Wildlife disease surveillance: best practices

  • Best practices in wildlife surveillance should be made public and strongly supported by intergovernmental agencies. Veterinarians require appropriate training not only on wildlife disease and surveillance, but on wildlife ecology, wildlife needs, and society opinions.
  • One health approach requires extending the surveillance to non-communicable pathogens and neglected hosts and epidemiological scenarios, which must integrate human health, population, and environmental variables.
  • Passive surveillance needs for assertion of its sensitivity for detection of disease events in wild animals, requiring different agencies at the level of states/regions to coordinate activities and sufficient resources.

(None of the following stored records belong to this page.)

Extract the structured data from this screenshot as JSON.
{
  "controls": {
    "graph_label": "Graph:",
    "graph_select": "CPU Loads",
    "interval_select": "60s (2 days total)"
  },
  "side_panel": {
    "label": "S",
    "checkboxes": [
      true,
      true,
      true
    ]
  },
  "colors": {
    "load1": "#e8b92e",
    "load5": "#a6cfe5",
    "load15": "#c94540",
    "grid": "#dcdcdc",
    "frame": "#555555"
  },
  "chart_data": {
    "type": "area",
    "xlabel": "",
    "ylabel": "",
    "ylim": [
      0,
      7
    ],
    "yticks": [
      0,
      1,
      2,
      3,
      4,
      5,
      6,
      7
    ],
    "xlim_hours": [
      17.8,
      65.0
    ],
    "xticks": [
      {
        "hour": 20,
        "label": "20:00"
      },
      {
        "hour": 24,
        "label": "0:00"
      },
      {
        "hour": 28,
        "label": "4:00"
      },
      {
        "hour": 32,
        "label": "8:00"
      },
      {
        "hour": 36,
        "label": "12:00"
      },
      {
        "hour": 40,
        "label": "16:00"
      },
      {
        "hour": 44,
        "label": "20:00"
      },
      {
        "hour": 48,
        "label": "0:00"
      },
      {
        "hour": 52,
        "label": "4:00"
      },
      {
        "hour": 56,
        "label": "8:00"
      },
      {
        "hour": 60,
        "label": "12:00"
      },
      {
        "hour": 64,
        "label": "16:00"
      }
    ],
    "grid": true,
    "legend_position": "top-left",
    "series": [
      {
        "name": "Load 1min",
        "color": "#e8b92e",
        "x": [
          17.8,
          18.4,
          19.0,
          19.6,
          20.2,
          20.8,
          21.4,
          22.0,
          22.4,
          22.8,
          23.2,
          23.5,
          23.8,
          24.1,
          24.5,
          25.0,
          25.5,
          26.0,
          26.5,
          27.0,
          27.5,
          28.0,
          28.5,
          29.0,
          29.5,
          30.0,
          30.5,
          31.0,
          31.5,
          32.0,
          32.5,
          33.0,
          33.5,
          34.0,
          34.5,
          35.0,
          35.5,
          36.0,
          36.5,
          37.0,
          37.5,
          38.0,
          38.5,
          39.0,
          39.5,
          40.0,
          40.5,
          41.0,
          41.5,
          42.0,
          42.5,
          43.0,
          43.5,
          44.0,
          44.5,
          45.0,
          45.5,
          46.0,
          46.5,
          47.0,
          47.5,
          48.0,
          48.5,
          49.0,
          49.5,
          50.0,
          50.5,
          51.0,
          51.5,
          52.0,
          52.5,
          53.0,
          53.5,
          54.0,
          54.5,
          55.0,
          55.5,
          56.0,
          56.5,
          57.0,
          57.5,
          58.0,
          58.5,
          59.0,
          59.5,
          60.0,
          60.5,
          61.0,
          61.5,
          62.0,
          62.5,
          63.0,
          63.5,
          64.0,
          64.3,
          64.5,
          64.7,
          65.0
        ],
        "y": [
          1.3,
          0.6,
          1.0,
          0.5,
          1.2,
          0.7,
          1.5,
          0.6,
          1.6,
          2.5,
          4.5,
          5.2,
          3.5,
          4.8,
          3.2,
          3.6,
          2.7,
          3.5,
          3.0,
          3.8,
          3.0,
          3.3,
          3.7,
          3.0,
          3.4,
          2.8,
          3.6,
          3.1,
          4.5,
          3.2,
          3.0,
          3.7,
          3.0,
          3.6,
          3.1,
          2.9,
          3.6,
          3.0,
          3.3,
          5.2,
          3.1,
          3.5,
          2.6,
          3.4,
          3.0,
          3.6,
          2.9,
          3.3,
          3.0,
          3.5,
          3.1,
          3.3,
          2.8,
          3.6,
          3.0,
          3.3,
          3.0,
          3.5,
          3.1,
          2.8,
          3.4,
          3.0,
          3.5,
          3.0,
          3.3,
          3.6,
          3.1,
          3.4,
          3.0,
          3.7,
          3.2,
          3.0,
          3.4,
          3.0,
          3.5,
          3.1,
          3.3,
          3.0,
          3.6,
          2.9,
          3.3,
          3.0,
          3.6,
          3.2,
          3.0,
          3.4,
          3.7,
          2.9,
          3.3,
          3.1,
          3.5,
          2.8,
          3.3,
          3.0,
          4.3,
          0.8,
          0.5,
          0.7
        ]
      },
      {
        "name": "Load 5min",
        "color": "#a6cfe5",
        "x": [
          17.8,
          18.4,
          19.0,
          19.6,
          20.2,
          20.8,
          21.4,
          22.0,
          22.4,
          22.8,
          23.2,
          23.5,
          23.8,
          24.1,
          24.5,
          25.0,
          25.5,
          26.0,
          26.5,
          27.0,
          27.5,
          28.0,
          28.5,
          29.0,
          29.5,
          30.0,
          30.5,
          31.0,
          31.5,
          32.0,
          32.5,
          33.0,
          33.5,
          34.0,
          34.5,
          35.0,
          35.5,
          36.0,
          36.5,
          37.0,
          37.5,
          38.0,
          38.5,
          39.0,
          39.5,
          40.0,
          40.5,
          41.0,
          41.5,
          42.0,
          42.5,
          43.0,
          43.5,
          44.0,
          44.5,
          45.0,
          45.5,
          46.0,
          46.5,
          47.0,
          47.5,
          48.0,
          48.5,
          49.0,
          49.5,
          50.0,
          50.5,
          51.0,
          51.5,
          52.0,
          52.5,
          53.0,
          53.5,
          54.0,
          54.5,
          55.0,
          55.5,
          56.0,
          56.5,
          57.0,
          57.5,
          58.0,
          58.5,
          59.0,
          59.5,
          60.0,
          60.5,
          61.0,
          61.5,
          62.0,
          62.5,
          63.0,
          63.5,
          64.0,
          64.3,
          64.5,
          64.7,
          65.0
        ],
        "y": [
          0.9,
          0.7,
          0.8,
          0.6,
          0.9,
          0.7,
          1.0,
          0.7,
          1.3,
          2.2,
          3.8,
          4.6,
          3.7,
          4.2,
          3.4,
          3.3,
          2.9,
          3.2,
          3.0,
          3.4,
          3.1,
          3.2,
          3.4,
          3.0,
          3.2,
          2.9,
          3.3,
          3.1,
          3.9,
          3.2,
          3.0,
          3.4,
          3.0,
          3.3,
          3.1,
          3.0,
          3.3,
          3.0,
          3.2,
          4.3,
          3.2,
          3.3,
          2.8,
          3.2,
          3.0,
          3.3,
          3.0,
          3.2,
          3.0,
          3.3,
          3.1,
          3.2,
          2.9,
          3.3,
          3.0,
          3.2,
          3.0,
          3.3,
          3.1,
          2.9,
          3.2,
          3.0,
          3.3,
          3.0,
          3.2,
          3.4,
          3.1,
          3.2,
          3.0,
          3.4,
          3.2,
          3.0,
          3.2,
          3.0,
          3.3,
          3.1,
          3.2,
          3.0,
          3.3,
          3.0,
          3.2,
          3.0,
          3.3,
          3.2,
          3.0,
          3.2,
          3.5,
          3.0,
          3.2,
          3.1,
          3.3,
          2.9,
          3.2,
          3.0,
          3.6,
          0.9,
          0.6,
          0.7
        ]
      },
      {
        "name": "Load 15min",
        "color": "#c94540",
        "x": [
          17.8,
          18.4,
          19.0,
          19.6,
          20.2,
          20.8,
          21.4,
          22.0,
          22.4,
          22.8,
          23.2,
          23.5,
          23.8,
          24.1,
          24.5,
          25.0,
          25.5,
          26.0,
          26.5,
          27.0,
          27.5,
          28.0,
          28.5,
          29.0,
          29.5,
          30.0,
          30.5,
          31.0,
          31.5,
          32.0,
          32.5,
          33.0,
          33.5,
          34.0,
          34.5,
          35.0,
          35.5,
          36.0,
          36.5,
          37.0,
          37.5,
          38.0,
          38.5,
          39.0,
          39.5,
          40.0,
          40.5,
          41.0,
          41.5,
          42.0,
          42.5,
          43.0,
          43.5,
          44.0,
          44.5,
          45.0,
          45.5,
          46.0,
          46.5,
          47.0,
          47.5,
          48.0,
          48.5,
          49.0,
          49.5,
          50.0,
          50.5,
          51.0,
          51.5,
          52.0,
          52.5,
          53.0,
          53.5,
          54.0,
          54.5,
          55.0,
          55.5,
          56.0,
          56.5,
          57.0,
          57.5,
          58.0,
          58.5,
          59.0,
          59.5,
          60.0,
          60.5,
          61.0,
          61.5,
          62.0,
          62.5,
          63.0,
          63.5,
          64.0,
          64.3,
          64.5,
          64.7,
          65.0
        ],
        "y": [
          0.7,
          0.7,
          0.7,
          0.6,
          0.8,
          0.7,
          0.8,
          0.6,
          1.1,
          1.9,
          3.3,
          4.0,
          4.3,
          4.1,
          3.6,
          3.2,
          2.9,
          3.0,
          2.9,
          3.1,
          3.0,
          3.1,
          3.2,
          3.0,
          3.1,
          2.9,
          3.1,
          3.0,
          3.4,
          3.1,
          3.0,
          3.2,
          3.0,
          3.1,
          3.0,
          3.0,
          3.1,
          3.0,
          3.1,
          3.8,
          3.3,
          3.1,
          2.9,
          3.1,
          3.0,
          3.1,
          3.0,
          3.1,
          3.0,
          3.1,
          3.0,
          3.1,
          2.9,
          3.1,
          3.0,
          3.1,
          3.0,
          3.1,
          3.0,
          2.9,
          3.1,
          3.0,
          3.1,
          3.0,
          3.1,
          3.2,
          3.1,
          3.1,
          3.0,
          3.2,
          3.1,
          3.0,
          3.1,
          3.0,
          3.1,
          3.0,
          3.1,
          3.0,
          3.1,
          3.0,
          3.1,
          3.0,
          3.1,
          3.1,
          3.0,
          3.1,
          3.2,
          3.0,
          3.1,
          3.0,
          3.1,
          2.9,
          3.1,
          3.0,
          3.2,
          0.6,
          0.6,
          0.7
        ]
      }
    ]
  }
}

  • Data availability and sharing is essential. While many stakeholders and agencies with involvement in wildlife disease surveillance may will to share information, current European schemes of data sharing restrict the usefulness of these data for surveillance purposes.
  • There is need to involve different stakeholders and expertise to develop complementary approaches for wildlife disease surveillance. Professionals and policy makers should contribute to increase the knowledge of citizens in how to use the tools available, such as citizen science. Communication and engagement strategies must be planned and implemented to motivate and raise awareness on the importance of wildlife disease surveillance and management, clearly defining aims at different levels, from local to international.